In writing fantastic science tales, two themes have attracted me more than others, and have seemed to offer the amplest possibilities and the deepest stimulus to imagination: the inter- planetary and the inter-dimensional themes. Among those of my stories that can be classed, more or less accurately, as science fiction, the majority have dealt either with worlds remote in space, or worlds hidden from human perception by their different vibratory rate or atomic composition.

I am glad that my tale of life on Venus, "World of Horror," (An alternate title for "The Immeasurable Horror," originally published in Weird Tales, Sept. 1931, and in OTHER DIMENSIONS (Arkham House, 1970).) found favour with many readers of Tales of Wonder. I hope to return presently to this type of story, which, though exploited by so many authors, is still rich in unsounded potentialities. Indeed, there are no limits to their development except those of the writer's imagination. Here, however, lies the difficulty, since it is impossible for one to conceive forms and conditions of life, matter and energy that are wholly diverse from all terrestrial states and forms.

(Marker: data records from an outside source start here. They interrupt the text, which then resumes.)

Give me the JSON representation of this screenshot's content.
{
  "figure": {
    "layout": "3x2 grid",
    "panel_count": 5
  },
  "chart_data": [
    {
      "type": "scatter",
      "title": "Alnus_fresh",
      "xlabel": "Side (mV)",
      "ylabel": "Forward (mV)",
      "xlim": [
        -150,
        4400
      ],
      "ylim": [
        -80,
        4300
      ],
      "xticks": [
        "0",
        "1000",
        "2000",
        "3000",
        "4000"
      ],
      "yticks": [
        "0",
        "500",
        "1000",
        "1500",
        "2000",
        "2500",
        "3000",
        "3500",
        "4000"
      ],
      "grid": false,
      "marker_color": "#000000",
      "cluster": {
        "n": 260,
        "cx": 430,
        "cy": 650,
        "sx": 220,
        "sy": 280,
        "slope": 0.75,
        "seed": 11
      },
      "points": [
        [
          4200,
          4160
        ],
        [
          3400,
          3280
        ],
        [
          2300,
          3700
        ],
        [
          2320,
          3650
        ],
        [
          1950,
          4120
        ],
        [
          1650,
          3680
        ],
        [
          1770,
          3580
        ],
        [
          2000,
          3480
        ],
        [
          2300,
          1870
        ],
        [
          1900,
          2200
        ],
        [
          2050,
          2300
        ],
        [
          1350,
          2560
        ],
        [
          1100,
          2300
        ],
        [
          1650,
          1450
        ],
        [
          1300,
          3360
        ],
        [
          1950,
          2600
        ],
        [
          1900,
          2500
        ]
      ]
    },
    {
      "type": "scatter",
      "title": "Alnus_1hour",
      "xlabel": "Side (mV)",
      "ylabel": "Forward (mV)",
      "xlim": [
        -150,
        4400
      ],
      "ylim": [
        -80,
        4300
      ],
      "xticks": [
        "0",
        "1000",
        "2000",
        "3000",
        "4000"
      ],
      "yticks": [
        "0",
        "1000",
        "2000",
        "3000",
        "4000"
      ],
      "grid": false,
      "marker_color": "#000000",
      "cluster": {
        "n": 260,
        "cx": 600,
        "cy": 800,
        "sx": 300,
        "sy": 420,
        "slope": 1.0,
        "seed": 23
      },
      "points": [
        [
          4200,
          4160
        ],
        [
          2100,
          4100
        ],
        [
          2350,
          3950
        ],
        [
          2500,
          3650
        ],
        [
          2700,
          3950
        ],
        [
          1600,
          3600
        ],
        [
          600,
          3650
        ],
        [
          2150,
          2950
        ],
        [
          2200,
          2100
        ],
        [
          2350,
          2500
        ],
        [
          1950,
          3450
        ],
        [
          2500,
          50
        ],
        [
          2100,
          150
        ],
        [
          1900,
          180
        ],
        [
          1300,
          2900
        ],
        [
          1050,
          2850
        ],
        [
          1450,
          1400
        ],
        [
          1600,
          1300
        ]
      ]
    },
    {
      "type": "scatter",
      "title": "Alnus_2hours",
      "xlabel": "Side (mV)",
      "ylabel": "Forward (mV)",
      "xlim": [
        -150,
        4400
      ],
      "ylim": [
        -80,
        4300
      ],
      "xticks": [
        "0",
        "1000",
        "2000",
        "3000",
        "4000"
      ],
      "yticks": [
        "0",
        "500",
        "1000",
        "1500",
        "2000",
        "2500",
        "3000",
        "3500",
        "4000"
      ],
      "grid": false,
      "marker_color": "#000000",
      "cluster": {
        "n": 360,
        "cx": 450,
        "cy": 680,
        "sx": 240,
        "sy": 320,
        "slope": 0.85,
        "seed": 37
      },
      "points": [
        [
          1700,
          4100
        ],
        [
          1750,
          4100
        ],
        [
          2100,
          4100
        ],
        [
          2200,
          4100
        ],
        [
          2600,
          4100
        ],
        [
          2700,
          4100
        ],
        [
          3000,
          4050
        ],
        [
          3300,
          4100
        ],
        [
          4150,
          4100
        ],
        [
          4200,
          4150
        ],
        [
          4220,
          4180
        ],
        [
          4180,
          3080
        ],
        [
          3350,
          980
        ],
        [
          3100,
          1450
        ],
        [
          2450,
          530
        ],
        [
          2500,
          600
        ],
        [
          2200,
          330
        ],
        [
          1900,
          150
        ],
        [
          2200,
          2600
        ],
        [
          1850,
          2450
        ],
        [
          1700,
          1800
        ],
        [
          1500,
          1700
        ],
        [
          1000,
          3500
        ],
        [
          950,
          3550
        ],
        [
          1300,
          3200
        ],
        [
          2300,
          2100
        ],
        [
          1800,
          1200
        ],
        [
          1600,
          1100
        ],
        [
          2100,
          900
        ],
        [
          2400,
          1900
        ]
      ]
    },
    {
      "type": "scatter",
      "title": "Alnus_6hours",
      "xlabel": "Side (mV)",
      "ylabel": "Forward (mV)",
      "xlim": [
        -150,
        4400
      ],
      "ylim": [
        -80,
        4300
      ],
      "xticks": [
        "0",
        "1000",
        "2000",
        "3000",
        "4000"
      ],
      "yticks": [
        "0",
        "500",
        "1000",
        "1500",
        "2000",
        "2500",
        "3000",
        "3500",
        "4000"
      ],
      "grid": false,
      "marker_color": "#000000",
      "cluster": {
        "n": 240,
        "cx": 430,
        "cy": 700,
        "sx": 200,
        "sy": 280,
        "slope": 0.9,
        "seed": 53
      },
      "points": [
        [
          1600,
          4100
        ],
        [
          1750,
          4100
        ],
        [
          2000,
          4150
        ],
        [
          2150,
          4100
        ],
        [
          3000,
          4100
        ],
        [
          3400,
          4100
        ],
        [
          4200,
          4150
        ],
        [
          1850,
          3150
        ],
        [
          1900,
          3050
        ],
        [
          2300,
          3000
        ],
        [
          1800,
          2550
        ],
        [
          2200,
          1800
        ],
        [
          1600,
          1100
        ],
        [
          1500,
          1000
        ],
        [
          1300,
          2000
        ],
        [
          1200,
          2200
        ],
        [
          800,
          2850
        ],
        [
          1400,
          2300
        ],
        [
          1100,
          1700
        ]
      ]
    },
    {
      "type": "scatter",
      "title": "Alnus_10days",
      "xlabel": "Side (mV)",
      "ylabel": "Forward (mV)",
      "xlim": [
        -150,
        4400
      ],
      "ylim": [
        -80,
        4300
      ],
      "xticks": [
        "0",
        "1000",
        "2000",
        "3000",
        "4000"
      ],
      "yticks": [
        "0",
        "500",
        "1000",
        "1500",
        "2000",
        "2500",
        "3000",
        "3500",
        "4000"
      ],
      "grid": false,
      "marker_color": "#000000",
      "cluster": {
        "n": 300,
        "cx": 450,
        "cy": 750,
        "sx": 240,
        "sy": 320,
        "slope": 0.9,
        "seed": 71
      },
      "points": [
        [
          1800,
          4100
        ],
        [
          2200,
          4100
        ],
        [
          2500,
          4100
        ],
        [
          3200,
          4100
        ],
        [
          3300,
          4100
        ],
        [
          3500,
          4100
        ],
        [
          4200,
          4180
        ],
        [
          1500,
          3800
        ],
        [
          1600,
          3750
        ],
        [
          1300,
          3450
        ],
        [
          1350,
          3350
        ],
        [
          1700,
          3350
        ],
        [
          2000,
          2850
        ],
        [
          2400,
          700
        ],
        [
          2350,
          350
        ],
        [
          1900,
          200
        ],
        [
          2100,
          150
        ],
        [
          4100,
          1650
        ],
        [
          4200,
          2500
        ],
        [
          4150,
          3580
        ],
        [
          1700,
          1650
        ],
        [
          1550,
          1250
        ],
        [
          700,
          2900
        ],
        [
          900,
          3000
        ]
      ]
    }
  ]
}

And yet, when one considers the fantastic variations of life on this one tiny planet, there seems little reason to presuppose that life on other worlds will necessarily repeat, or even resemble, the types known to us. In future ages, when space-transit has become a reality, our wildest fictions may seem feeble and commonplace beside the fantasies of Nature itself that explorers will discover on alien globes.

Among my several inter-dimensional stories, I think "City of Singing Flame" is the best. I owe its inspiration to several camping sojourns amid time high Sierras, at a spot within easy walking distance of the Crater Ridge described by Angarth and Hastane. The Ridge is a wild eerie place, differing wholly in its geology and general aspect from the surrounding region, exactly as pictured in the story. It impressed my imagination profoundly, suggesting almost at first sight the contiguity of some unknown, invisible world to which it might afford the mundane approach and entrance. And, since I have never explored the whole of its area, I am not altogether sure that the worn, broken column-ends found by the story's narrators do not really exist somewhere among the curiously shaped and charactered stones that lie in such strange abundance there!

All fantasy apart, however, it seems to me that the theory of interlocking worlds in one that might be offered and defended. We know nothing of the ranges of vibration, the forms of matter and energy, that may lie beyond the testing of our most delicate instruments. Spheres and beings whose atomic structure removes them from all detection may float through or beside the Earth, no less oblivious of our existence than we of theirs. Transit between planes of space, though filled with obvious material difficulties, is at least more readily comprehensible than time-travelling.